Ramdat Misier Nawin L, Kharbanda Rohit K, van Schaagen Frank R N, de Groot Natasja M S
Department of Cardiology, Erasmus Medical Center, Doctor Molewaterplein 40, 3015 GD Rotterdam, the Netherlands.
Department of Cardiothoracic Surgery, Erasmus Medical Center, Doctor Molewaterplein 40, 3015 GD Rotterdam, the Netherlands.
Eur Heart J Case Rep. 2023 Jan 3;7(1):ytac494. doi: 10.1093/ehjcr/ytac494. eCollection 2023 Jan.
Although peri-device leakage is frequently observed after left atrial appendage occlusion (LAAO), there is no consensus on the optimal management strategy. It is unknown whether additional plugging should be preferred over surgical exclusion of the LAA, as experience with additional plugging is limited.
In this case report, we demonstrate the clinical implications of additional plugging and surgical exclusion in a 65-year-old male patient with peri-device leakage and recurrent thromboembolic events. After the recurrence of paroxysmal atrial fibrillation (AF) and a transient ischaemic attack despite adequate anticoagulation, the patient was opted for re-do pulmonary vein isolation and LAAO with a Watchman device. Due to multiple ischaemic strokes and recurrent AF in combination with significant peri-device leakage, additional plugging with a second device was performed. Post-procedurally, the patient had another ischaemic stroke and persisting peri-device leakage was observed during follow-up.
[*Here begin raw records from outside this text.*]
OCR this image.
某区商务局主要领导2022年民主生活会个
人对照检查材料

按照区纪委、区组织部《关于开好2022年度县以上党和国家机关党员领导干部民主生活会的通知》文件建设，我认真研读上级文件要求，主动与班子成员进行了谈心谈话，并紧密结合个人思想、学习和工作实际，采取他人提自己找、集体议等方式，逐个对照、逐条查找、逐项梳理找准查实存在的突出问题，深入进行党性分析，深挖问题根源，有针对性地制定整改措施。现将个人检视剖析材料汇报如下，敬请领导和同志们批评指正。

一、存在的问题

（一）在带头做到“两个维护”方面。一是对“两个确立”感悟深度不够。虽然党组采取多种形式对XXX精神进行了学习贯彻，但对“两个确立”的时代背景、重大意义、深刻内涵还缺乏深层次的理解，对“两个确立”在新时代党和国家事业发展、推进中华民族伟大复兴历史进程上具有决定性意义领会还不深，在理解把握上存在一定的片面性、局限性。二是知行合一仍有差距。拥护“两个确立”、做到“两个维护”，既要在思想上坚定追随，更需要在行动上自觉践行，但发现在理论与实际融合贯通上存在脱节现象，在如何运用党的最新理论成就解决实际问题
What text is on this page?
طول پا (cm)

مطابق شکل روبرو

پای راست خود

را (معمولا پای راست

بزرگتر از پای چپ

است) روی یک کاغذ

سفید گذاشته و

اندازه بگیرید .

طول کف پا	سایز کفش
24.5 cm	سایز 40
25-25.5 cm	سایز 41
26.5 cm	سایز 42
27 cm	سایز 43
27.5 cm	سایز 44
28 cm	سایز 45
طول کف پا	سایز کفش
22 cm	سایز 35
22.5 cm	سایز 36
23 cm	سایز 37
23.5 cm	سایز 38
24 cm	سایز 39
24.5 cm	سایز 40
Due to progressive symptoms of AF and patient's preference to discontinue DOAC, he underwent a Cox MAZE IV procedure, including amputation of the LAA with both devices. Within six months after surgery, the patient experienced two more ischaemic events. In the following two years, the patient remained free of any cerebrovascular accidents or recurrence of AF.
Additional plugging of peri-device leakage is not always successful in stroke prevention. In combination with recurrent AF, progressive symptoms, contraindication for oral anticoagulation, and patient's preference, surgical LAA exclusion could be preferred over additional plugging.
尽管在左心耳封堵术(LAAO)后经常观察到装置周围渗漏,但对于最佳管理策略尚无共识。由于额外封堵的经验有限,额外封堵是否应优于手术切除左心耳尚不清楚。
在本病例报告中,我们展示了在一名65岁男性患者中,额外封堵和手术切除对装置周围渗漏和复发性血栓栓塞事件的临床意义。尽管进行了充分的抗凝治疗,但患者仍出现阵发性心房颤动(AF)复发和短暂性脑缺血发作,因此选择再次进行肺静脉隔离术和使用Watchman装置进行LAAO。由于多次缺血性中风、复发性AF以及严重的装置周围渗漏相结合,遂使用第二个装置进行额外封堵。术后,患者又发生了一次缺血性中风,随访期间观察到装置周围渗漏持续存在。由于AF症状逐渐加重且患者倾向于停用直接口服抗凝剂(DOAC),他接受了Cox迷宫IV手术,包括切除带有两个装置的左心耳。术后六个月内,患者又经历了两次缺血性事件。在接下来的两年里,患者未再发生任何脑血管意外或AF复发。
额外封堵装置周围渗漏在预防中风方面并不总是成功的。结合复发性AF、症状逐渐加重、口服抗凝的禁忌症以及患者的偏好,手术切除左心耳可能优于额外封堵。